This is what a real climate plan looks like: Martin O'Malley's bold approach sets the standard

Martin O'Malley laid out an aggressive, moral case for tackling climate change. Let's hope it catches on

Published June 22, 2015 1:41PM (EDT)

  (AP/Patrick Semansky)
(AP/Patrick Semansky)

The Pope is a tough act to follow, but Martin O’Malley made a good show of it. Last week, on the same day that the pontiff released his new encyclical calling for a global effort to combat climate change, O’Malley released his own plan for reducing emissions and staving off global climate catastrophe. It’s an aggressive platform that frames the fight against climate change as a moral imperative, rather than simply a question of science and economics, and in an op-ed for USA Today, the former governor of Maryland said that climate change “is at the center of my campaign for president.”

Well hot damn, Martin. As the Huffington Post’s Kate Sheppard notes, the O’Malley plan sets a very high standard for other Democratic candidates to meet. He directly rejects the “all of the above” energy policy favored by the White House (and quite a few Republicans) and instead calls for an end to the use of fossil fuels within the next 35 years. In keeping with the framing of climate change as a moral issue, O’Malley makes a point that “ending fossil fuel use is a public health imperative, and would extend the lives of 200,000 Americans each year.” He also says outright that he’d reject approval for the Keystone XL pipeline.

O’Malley has long been a hawk on climate change, and this platform is in keeping with his record. Much of what he’s laid out in this document is meant to emphasize that he is very much to the left of Hillary Clinton on the issue. The last time Hillary ran for president, she toured through Appalachia talking up the benefits of “clean coal” as part of her last-ditch effort to steal the nomination from Barack Obama.
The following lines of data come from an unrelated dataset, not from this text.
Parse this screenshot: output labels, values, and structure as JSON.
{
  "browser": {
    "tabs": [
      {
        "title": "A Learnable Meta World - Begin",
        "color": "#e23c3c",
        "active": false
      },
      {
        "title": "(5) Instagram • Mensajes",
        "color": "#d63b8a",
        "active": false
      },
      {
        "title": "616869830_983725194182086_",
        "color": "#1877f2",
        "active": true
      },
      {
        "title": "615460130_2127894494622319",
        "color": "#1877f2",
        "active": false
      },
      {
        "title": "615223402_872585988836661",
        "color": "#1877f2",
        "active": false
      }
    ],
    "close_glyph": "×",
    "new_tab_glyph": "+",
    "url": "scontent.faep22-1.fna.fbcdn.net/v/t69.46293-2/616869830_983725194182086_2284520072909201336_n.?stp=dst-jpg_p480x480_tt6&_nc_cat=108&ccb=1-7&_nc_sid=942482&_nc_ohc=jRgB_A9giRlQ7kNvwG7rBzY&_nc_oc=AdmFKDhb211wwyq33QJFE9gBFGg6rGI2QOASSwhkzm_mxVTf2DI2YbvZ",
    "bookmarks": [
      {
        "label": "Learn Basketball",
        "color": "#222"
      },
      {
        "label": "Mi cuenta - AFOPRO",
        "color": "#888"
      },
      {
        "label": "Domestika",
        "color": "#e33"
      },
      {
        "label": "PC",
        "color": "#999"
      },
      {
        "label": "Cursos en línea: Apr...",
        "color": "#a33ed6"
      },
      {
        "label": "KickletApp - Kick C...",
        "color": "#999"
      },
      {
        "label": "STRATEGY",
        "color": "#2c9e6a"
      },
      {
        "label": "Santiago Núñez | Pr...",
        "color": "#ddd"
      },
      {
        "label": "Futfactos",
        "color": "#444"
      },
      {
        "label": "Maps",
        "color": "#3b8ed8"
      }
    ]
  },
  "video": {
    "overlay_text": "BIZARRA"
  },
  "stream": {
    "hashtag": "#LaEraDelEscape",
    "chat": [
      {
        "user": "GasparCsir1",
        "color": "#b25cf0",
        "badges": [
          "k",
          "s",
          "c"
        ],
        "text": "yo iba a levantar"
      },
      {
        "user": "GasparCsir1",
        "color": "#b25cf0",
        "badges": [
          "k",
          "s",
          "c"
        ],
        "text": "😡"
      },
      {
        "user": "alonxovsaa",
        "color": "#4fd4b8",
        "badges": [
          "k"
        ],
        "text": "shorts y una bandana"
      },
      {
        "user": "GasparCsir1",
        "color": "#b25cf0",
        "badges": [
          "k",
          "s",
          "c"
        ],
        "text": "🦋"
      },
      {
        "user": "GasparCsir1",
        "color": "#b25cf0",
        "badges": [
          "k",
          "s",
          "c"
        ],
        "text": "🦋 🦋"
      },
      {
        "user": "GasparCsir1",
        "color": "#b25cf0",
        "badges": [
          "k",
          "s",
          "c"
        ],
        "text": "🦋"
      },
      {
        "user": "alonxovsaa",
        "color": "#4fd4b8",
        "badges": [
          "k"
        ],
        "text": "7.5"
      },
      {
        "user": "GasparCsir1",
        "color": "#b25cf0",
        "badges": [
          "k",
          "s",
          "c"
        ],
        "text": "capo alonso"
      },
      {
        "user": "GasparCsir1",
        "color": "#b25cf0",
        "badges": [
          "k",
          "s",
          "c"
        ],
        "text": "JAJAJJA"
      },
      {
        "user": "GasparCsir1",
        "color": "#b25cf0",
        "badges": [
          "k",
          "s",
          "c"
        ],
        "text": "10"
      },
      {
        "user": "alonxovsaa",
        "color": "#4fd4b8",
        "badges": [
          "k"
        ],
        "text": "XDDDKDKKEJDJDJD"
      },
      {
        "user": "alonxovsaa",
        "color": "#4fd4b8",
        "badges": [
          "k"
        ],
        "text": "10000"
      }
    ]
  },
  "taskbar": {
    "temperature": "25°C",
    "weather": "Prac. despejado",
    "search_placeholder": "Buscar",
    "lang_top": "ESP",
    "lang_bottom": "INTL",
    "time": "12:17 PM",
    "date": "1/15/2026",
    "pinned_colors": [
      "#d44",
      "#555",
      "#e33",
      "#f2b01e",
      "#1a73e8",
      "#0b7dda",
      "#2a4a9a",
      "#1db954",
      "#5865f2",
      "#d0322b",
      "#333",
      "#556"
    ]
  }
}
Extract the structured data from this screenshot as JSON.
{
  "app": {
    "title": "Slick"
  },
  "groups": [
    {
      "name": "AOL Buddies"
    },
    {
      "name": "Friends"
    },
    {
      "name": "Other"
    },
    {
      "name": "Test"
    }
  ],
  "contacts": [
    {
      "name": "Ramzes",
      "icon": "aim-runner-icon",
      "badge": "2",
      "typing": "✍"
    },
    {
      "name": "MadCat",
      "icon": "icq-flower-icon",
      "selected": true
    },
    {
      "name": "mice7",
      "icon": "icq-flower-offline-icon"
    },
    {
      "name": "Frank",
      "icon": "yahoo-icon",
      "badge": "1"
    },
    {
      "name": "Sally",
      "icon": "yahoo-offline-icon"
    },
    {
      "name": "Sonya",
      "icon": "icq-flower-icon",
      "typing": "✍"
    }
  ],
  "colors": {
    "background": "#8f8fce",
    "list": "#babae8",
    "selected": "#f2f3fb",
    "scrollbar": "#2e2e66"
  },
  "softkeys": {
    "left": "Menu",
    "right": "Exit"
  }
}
This time around she’s been a bit cagier on climate policy, though just recently she came out in favor of tweaking the Renewable Fuel Standard to get more biofuels onto the market. By laying down a clear and ambitious goal for climate policy, O’Malley is injecting some clarity into the climate change debate and giving environmental activists something to rally around. He’s also undoubtedly trying to steal some of the enthusiasm surrounding Bernie Sanders, a darling of the environmental movement.

O’Malley’s climate change strategy gets to the aggravating paradox at the heart of the climate change policy debate: the urgency of the matter and the high cost of inaction require an aggressive response, but the aggressiveness of the response lessens its political viability. So the harder you try to get something meaningful done, the less likely you are to actually do anything.

The reason for this is that Congress is an awful and dysfunctional place populated with various flavors of numskull. The party currently in control of both houses refuses to even acknowledge that the problem exists, even as the world’s scientists and the freaking Pope tell them that gleefully pumping carbon into the atmosphere is going to cause a lot of problems and kill a lot of people. The current Republican chair of the Senate’s Environment and Public Works Committee cites “biblical evidence” to prove that climate change is a hoax. One of the 2016 Republican presidential candidates lovingly held aloft a giant lump of coal as he announced to the country that he was running for the White House. You’re not going to find much success on climate policy with today’s Republican Party either controlling Congress or having sufficient numbers in the Senate to drown legislation in procedural muck.

But while rigidly enforced ignorance on the part of the GOP is a big part of the climate policy morass, it’s not the only contributing factor. Democrats have killed climate change bills through timidity and special-interest pressure. Back in 2009, when the party had controlled the House and had a filibuster-proof majority in the Senate, it threw away what was its last, best opportunity to pass meaningful climate legislation. Democrats in the House managed to pass a cap-and-trade bill by a razor-thin margin, with a large portion of their own caucus voting no. The bill went to the Senate, where it languished because of opposition from moderate Democrats from oil and coal states who were terrified that their constituents would visit wrath upon them for supporting environmental legislation. (Many of those same senators either retired or were voted out anyway, so LOL.)

So Congress is a basically a roaring trash fire when it comes to the climate (and pretty much everything else). O’Malley recognizes this and tailored his plan largely around what he could do on his own as president to affect climate policy – retrofitting government buildings to meet higher efficiency standards, zeroing out emissions for the government’s fleet of vehicles, instructing the Environmental Protection Agency to devise new and tougher emissions standards, and various other measures.

But that’s looking far down the line at what is, at the moment, an unlikely O’Malley presidency. The more immediate impact will be political. O’Malley has come right out and said that he’s running for president primarily because he recognizes the dire and immediate need to drastically change U.S. energy policy as part of a global effort to ameliorate, if not prevent, a looming disaster. If he can get the other Democrats to campaign on those terms, so much the better.